Anything might happen—in the mind of Scout Harris.
ENTER THE GENUINE ARTICLE
At another time Pee-wee would have delighted to linger in this scout’s Utopia. But his chief thought now was to take advantage of his fortunate escape. He had not the faintest idea where he was, more than that he was a full two hour’s ride from home. That would be a long and lonely hike, even if he could find his way in the darkness.
He tried to recall the names of the various lakes in New Jersey and in the neighboring state of New York, and he recalled a good many, but that did not help him to identify this one. So he started up toward the town in the hope of identifying that.

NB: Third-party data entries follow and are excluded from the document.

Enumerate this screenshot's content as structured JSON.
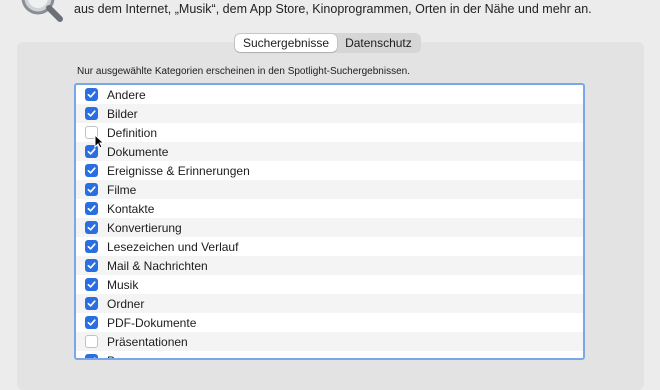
{
  "header": {
    "description": "aus dem Internet, „Musik“, dem App Store, Kinoprogrammen, Orten in der Nähe und mehr an."
  },
  "tabs": [
    {
      "label": "Suchergebnisse",
      "active": true
    },
    {
      "label": "Datenschutz",
      "active": false
    }
  ],
  "hint": "Nur ausgewählte Kategorien erscheinen in den Spotlight-Suchergebnissen.",
  "categories": [
    {
      "label": "Andere",
      "checked": true
    },
    {
      "label": "Bilder",
      "checked": true
    },
    {
      "label": "Definition",
      "checked": false
    },
    {
      "label": "Dokumente",
      "checked": true
    },
    {
      "label": "Ereignisse & Erinnerungen",
      "checked": true
    },
    {
      "label": "Filme",
      "checked": true
    },
    {
      "label": "Kontakte",
      "checked": true
    },
    {
      "label": "Konvertierung",
      "checked": true
    },
    {
      "label": "Lesezeichen und Verlauf",
      "checked": true
    },
    {
      "label": "Mail & Nachrichten",
      "checked": true
    },
    {
      "label": "Musik",
      "checked": true
    },
    {
      "label": "Ordner",
      "checked": true
    },
    {
      "label": "PDF-Dokumente",
      "checked": true
    },
    {
      "label": "Präsentationen",
      "checked": false
    },
    {
      "label": "P",
      "checked": true
    }
  ],
  "colors": {
    "accent": "#2a6fe0",
    "focus_ring": "#7aa7ea"
  }
}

The village petered out toward the lake; there were but a few houses. It was about eleven or twelve o’clock or after and the good people in the straggling cottages thereabout had put out their lights and retired to slumber before that wicked hour.
There was a stillness and gloom about these uninviting, dark houses; a cheerlessness not to be found in the densest woods. They made Pee-wee feel lost and lonesome, as the dim, silent wilderness could never do.